Created attachment 1837017 [details] Last 1000 lines of level-0x3ff0 sssd_kcm.log for sssd-kcm-2.6.0-1.fc35 I reinstalled sssd-kcm and restarted with logging configured as described in comment 41. sssd-kcm was again running with 97-98% CPU, klist -A -C containing the same number of entries. Within a few minutes, the log file was ~170 MiB big so I've only attached the last 1000 lines.
KCM is behaving correctly at this point and the overall performance is good, I think. However, your logs show that there are multiple goa request in the single seconds (4-5 in this log), each request triggers multiple KCM operations (which is expected). We definitely want to implement notification mechanism that will prevent goa from constant polling, however in my opinion we should see only single request every five seconds, not multiple requests each second. Please attach a full log, if you will zip it it should shrink significantly.
Created attachment 1837187 [details] level-0x3ff0 sssd_kcm.log for sssd-kcm-2.6.0-1.fc35 Full debug log attached.
Thank you James. 22:32:22 - looks like you logged in to the system, since krb5_child from sssd that is responsible for obtaining tgt for you talks to kcm (idle) 22:32:27 - goa kicks in, this is the first poll from goa, it finishes fast and looks correct (idle) 22:32:32 - another poll from goa, but it starts an unending communication between goa and kcm which goes to the end of logs at 22:34:27, goa sends more and more requests and kcm never becomes idle again. This generates the cpu load. Derbarshi, can you please advice how to get logs from goa? Can you point me to relevant code in goa?
You might already be seeing the logs in the systemd journal. To increase the logging level, you can set the G_MESSAGES_DEBUG environment variable to 'all', and restart the GOA daemons. See: https://wiki.gnome.org/Projects/GnomeOnlineAccounts/Debugging In this case, I suspect the goa-identity-service process. GOA is a relatively small code-base. You could start from here: https://gitlab.gnome.org/GNOME/gnome-online-accounts/-/tree/master/src/goaidentity
Uhm, I see we get to refresh_identities from poll timeout but I can't really follow without deeper understanding of the code since there is too much goa internals involved. James, can you please try to get the goa logs?
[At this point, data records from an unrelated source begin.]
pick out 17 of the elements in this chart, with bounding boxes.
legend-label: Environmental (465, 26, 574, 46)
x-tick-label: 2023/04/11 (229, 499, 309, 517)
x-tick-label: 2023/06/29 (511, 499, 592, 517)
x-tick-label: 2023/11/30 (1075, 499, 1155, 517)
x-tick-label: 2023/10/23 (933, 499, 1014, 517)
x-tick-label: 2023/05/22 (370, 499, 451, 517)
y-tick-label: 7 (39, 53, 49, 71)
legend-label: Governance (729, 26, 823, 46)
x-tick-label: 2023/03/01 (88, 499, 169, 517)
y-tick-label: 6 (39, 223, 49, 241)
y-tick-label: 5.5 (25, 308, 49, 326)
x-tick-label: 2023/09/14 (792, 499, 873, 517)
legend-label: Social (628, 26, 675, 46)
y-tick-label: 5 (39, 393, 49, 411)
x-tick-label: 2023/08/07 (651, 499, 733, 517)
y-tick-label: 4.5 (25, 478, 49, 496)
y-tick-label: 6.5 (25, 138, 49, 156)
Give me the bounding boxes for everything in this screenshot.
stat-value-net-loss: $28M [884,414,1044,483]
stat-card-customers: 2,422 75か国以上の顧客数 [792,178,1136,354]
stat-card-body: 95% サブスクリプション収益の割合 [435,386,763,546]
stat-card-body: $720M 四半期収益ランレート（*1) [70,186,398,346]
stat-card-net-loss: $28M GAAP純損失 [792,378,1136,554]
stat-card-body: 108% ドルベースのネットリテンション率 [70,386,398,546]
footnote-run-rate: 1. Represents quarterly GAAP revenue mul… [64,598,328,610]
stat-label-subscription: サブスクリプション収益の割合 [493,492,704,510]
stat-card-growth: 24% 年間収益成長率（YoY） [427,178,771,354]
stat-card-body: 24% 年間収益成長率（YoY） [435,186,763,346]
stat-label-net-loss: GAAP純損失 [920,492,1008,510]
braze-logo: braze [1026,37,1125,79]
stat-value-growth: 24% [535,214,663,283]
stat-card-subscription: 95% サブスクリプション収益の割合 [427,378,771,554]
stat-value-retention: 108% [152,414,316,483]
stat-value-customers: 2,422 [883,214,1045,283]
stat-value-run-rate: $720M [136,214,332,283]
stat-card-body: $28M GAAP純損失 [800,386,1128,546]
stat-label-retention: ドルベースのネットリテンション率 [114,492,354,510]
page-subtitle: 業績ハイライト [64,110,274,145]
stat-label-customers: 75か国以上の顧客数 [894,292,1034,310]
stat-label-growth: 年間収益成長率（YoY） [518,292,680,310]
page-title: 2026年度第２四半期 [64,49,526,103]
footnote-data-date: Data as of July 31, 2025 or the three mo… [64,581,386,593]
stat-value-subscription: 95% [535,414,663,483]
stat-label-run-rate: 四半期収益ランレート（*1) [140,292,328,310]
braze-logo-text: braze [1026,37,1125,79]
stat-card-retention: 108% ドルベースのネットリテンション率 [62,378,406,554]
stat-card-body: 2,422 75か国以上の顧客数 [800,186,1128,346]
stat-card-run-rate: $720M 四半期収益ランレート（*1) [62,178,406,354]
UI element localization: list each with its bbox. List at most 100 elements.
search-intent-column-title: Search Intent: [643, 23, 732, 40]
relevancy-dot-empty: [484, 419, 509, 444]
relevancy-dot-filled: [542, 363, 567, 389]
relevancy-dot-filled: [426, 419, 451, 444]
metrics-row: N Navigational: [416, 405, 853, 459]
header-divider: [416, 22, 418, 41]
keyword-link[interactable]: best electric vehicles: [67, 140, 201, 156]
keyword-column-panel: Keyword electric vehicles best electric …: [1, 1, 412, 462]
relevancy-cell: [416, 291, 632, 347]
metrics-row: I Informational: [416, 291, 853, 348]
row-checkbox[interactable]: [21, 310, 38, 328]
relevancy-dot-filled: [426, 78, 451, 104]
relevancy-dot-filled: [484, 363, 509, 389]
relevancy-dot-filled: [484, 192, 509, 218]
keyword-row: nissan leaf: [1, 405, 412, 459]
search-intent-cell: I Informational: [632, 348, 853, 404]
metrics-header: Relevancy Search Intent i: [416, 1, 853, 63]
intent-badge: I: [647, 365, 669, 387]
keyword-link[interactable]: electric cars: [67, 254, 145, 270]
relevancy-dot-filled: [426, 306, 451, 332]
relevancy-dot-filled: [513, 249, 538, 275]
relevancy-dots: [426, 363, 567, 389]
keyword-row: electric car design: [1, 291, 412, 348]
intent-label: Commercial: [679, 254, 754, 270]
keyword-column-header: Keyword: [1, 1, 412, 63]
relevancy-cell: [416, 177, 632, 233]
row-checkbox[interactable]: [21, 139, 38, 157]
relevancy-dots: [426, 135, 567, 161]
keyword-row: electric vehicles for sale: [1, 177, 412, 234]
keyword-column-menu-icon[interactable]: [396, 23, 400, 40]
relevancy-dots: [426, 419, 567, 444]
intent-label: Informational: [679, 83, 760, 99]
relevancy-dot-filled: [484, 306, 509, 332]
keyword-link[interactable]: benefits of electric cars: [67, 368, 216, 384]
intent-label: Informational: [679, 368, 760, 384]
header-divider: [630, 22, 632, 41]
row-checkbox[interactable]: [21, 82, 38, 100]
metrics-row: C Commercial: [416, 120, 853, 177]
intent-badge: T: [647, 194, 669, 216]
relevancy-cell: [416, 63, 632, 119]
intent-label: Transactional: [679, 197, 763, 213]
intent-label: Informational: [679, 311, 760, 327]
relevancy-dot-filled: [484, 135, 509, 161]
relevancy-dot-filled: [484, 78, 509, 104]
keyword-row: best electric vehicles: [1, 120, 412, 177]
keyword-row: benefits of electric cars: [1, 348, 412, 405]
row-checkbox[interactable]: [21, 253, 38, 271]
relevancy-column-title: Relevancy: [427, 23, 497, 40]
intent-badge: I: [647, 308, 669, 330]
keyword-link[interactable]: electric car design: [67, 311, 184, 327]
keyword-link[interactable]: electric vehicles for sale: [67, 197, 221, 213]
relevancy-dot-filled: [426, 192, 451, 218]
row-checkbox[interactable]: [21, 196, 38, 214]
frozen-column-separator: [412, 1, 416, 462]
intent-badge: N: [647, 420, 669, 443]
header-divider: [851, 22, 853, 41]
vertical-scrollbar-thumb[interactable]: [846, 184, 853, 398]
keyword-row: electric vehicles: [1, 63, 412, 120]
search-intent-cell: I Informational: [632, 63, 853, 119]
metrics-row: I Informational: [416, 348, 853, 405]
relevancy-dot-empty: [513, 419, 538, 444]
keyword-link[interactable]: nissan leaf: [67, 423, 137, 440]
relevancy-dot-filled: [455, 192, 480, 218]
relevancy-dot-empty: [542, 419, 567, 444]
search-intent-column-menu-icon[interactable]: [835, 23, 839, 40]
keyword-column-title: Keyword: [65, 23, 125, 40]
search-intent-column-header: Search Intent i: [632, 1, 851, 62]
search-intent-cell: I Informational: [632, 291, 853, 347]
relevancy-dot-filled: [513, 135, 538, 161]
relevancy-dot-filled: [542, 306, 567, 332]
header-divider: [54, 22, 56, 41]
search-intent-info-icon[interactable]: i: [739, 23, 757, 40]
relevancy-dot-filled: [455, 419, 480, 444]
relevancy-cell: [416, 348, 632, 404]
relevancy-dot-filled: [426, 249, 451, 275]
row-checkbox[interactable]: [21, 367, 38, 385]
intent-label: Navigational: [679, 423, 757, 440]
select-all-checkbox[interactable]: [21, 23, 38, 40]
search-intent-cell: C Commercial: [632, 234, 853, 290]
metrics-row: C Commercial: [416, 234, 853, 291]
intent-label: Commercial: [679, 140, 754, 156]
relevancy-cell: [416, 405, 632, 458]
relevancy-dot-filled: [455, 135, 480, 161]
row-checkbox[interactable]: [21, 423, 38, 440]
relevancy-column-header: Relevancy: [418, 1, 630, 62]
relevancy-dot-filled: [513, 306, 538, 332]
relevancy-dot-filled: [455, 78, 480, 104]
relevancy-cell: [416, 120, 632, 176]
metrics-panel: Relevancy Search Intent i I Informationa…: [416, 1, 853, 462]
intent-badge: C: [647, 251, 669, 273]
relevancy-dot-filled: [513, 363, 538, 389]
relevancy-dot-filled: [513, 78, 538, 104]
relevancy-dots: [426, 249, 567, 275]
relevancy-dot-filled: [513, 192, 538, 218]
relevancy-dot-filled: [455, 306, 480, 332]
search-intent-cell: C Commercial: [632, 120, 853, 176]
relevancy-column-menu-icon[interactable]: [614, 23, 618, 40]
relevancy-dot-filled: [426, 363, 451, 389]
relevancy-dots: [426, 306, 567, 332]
I have had this happen to me a couple of times. I filed https://gitlab.gnome.org/GNOME/gnome-online-accounts/-/issues/79 against GOA and did a bit of investigation. It looks like GOA makes the assumption that you'll only ever have a single ccache for each principal in a ccache collection; when this assumption does not hold, GOA gets confused and starts spamming the KCM with requests.
(In reply to Sam Morris from comment #113) > I have had this happen to me a couple of times. I filed > https://gitlab.gnome.org/GNOME/gnome-online-accounts/-/issues/79 against GOA > and did a bit of investigation. It looks like GOA makes the assumption that > you'll only ever have a single ccache for each principal in a ccache > collection; when this assumption does not hold, GOA gets confused and starts > spamming the KCM with requests. Well at least now we know who the culprit is, thanks for the pointer!
Thank you for looking into it.
See https://gitlab.gnome.org/GNOME/gnome-online-accounts/-/issues/79#note_1603310 for a reproducer. I suggest re-opening issue 1844982, or reopening this issue and reassigning it to gnome-online-accounts.
I seem to be on a NEEDINFO for this but as of a few months now I've not been seeing any excessive CPU drain from sssd-kcm.